Oh, sorry, it is a sheer overlay dress. And it’s also a dry cleaning bag. And it costs $895.
I can’t decide if someone put way too many resources into this or not nearly enough. But it’s one or the other, and both options are unacceptable to me.
In all seriousness, on a planet where millions don’t even have the bare minimum, how are people okay with the absurdity of the prices of high fashion and “luxury” items? In a world where hundreds of millions of people are undernourished, how can you possibly justify to yourself spending that kind of money on something so utterly ridiculous?
Yeah, I’m going there.
If you spend $1,500 on a coffee can, you need to seriously reconsider your relationship with money and with your fellow human beings. No apologies.
Paying obscene amounts of money for things, just to show people that you have obscene amounts of money, is gross. Nobody cares that you have a $250 crazy straw from Tiffany, except people who have really skewed priorities. That kind of materialism is exactly what is wrong with the world.

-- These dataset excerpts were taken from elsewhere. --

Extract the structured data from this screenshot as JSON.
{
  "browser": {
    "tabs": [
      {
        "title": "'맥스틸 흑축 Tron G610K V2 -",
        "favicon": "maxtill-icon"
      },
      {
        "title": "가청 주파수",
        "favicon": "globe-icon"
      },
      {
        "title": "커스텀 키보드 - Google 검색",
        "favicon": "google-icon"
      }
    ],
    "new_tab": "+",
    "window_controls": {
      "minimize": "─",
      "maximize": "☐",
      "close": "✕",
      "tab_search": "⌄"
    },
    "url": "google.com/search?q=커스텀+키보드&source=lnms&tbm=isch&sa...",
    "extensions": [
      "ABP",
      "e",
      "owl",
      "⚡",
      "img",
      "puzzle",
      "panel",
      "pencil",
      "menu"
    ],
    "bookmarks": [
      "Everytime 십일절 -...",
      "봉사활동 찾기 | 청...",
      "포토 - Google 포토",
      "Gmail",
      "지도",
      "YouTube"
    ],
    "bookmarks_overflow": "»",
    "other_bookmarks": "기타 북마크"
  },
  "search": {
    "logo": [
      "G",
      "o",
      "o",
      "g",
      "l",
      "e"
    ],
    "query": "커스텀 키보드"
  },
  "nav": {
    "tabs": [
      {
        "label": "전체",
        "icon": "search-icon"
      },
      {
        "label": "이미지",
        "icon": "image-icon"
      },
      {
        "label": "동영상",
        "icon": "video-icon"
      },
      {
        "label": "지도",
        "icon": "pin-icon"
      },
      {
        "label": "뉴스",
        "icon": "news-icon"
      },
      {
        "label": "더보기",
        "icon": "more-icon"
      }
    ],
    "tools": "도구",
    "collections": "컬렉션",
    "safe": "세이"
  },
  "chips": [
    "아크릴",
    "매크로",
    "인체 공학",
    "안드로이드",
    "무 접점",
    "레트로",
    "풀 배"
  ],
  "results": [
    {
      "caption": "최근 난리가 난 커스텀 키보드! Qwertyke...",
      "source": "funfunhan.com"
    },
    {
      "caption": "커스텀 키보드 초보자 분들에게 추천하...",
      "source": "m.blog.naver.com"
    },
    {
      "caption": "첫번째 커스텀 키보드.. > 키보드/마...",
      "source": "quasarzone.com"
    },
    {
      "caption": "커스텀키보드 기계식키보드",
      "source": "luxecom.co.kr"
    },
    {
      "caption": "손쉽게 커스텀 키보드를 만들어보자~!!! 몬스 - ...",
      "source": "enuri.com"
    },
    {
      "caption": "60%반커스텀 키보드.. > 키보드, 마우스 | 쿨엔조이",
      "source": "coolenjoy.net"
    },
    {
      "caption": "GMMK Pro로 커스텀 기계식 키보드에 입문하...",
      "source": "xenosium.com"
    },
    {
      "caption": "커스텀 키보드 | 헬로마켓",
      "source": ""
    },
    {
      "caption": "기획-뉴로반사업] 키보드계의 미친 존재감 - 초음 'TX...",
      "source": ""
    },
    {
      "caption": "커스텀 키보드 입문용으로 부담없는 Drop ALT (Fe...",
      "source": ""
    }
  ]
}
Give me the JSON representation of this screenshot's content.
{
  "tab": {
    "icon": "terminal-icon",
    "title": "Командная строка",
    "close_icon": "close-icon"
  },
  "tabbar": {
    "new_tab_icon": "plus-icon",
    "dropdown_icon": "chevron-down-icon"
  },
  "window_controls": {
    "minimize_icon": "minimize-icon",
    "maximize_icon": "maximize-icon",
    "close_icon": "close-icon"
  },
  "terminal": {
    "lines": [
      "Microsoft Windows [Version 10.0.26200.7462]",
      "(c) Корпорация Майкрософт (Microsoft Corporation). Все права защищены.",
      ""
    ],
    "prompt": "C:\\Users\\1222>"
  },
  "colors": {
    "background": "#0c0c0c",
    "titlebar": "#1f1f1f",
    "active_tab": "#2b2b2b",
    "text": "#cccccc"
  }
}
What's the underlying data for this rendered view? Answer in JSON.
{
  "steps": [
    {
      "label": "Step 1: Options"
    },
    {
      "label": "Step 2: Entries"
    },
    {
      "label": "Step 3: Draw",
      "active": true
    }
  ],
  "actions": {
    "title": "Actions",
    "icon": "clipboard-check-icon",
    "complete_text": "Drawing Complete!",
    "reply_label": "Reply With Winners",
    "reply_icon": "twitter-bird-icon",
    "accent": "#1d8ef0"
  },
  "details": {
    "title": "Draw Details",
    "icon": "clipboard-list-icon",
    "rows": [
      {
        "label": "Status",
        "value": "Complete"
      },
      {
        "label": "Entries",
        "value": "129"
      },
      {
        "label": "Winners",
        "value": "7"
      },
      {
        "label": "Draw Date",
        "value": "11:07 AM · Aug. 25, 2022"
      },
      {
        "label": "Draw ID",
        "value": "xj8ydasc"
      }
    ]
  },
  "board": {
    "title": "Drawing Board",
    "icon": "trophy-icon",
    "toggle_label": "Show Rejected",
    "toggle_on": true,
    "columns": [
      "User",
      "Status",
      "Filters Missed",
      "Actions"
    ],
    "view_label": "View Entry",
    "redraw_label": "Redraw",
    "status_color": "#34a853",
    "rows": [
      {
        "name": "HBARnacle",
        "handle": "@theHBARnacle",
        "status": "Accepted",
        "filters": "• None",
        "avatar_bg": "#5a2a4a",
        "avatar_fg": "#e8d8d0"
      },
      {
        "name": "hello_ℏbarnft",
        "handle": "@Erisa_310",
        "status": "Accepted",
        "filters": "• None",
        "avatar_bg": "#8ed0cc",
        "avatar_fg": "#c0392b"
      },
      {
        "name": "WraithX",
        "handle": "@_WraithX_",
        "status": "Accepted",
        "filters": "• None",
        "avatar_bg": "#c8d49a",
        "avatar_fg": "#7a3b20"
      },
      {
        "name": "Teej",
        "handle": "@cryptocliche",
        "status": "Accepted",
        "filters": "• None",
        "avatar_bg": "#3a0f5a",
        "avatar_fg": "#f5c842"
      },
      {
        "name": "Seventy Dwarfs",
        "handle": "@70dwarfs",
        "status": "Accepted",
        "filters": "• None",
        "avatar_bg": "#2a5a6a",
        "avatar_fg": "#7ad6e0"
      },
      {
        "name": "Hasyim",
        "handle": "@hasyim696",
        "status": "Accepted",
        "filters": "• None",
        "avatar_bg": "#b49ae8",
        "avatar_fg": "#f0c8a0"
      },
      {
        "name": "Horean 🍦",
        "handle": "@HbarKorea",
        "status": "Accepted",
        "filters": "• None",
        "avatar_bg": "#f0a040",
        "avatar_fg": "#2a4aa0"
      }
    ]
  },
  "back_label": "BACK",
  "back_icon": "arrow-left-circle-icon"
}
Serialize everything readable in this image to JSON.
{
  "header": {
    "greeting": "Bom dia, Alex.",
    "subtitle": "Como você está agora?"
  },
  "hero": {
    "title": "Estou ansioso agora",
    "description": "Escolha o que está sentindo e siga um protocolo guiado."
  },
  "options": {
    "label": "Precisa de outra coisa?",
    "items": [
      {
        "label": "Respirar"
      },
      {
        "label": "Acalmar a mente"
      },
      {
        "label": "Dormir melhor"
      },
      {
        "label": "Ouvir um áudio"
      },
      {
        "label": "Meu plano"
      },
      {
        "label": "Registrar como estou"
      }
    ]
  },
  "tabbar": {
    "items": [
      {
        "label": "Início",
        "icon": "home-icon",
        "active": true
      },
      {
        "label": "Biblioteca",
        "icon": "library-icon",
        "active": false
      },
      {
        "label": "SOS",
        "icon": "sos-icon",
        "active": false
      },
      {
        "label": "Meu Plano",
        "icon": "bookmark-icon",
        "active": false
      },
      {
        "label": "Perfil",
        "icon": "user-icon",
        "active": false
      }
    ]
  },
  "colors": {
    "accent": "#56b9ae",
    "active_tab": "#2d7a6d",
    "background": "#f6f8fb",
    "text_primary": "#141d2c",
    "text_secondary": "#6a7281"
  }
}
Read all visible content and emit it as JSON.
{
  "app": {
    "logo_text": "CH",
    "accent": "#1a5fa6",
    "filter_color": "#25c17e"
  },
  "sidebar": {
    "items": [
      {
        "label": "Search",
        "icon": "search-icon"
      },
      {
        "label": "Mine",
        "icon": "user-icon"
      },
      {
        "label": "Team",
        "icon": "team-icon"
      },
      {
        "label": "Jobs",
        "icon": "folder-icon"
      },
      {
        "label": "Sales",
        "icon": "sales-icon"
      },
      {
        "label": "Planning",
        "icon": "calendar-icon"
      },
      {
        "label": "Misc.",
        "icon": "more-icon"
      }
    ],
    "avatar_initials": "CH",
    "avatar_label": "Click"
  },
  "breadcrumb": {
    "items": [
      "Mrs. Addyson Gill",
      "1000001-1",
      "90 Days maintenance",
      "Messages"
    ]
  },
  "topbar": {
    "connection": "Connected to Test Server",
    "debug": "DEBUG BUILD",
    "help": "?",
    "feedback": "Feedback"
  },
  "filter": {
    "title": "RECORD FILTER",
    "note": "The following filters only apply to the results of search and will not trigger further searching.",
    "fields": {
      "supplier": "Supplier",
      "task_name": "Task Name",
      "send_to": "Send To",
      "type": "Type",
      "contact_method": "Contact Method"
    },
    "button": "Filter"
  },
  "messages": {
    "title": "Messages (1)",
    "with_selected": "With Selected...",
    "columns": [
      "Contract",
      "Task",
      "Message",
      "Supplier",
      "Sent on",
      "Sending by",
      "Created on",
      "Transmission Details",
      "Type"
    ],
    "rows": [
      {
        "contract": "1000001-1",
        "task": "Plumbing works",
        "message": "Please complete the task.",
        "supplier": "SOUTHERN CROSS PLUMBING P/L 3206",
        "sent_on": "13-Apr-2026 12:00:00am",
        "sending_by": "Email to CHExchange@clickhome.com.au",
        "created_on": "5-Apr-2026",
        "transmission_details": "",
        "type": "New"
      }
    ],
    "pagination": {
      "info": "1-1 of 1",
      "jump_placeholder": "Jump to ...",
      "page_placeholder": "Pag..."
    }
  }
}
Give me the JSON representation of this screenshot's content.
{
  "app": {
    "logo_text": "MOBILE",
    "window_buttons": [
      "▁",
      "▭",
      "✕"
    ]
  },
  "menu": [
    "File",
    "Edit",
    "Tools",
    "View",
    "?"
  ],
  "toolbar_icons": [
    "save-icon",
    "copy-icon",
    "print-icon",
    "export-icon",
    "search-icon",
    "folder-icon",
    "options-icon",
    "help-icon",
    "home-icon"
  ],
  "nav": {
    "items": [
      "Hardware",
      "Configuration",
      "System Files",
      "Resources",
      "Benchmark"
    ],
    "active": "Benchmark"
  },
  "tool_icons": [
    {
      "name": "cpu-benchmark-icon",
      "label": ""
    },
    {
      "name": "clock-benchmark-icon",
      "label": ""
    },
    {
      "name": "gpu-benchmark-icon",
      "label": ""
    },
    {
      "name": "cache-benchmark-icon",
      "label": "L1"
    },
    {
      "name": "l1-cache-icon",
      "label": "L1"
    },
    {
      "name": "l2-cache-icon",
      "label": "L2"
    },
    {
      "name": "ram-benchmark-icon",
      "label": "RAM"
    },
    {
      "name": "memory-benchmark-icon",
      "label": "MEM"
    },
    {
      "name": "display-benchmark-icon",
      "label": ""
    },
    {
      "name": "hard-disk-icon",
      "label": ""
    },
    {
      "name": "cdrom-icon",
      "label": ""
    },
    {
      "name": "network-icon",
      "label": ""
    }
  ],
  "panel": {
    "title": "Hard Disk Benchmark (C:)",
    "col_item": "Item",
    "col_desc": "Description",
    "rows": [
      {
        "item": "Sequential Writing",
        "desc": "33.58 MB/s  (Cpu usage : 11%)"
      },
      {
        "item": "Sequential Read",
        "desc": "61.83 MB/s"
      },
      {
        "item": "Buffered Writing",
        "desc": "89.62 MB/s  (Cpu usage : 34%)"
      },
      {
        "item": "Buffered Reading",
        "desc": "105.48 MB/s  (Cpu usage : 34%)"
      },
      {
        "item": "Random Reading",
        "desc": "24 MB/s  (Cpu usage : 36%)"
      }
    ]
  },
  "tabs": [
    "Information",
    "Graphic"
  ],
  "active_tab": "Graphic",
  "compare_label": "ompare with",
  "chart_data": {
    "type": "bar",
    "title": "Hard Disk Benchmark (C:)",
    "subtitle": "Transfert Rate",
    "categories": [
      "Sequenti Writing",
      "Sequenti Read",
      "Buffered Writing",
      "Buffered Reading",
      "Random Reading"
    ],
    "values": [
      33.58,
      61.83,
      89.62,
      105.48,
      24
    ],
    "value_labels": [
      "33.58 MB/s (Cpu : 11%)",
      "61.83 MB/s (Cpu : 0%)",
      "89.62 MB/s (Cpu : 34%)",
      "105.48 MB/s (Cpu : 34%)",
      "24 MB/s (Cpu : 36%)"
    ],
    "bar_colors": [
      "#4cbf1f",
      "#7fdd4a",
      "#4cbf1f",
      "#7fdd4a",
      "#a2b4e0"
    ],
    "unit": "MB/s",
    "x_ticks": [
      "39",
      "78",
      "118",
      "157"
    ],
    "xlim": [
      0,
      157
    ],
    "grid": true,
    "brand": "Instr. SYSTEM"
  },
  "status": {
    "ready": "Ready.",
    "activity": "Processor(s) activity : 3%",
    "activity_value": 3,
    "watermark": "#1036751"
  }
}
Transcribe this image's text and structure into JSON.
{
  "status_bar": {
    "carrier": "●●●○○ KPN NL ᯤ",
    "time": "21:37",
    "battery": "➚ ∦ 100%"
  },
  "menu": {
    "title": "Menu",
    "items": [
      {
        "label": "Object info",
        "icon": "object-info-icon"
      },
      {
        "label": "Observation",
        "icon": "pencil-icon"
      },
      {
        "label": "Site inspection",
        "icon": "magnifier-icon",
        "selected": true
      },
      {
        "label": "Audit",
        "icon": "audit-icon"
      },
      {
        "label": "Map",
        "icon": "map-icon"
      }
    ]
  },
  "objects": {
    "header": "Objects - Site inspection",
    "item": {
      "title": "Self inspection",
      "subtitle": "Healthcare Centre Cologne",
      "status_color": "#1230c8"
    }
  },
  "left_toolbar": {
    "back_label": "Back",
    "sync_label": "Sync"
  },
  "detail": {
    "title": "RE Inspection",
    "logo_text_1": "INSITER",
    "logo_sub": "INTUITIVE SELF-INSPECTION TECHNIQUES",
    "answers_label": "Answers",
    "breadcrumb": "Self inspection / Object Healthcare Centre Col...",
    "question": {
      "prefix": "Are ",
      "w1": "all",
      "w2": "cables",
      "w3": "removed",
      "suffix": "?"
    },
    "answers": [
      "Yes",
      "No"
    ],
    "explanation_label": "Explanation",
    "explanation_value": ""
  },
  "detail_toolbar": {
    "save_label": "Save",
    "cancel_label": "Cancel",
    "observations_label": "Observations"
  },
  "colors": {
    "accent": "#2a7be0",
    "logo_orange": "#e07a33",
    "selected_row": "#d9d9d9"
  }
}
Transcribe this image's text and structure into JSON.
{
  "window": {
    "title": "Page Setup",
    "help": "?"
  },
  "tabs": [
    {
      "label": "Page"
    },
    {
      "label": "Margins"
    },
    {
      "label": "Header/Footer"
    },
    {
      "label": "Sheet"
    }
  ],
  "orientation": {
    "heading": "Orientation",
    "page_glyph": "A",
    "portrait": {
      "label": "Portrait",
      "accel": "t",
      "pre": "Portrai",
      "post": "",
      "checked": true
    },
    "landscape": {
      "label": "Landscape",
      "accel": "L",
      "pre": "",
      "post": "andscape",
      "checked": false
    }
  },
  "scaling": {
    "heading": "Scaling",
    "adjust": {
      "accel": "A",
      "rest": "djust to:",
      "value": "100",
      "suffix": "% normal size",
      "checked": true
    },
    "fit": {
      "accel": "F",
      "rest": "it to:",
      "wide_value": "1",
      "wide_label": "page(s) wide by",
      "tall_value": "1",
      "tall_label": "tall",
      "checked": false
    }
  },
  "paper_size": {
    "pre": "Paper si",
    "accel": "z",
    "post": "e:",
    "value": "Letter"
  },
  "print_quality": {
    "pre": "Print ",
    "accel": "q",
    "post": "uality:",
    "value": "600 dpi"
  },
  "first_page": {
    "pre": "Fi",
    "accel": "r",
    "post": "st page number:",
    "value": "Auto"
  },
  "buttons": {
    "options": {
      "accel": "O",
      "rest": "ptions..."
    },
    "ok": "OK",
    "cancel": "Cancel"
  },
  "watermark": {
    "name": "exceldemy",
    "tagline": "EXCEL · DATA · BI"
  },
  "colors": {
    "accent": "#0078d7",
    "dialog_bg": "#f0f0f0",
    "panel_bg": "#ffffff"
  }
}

You have a boatload of money? Good for you. Use it to see the world and expand your horizons and learn something new. Use it to send some kids to school or build a well for a village with no water. Use it to build a hospital or sponsor volunteers or help someone start a business. Use it to make the world a better place in some way.
But for the love of all that is good and holy, stop throwing it away on useless crap that costs dozens or hundreds of times more than it should—stuff that you know you would never spend a dime on if it didn’t have a fancy brand named slapped on it—just because you can.
And yes, the $250 crazy straw is a real thing. Heaven help us all.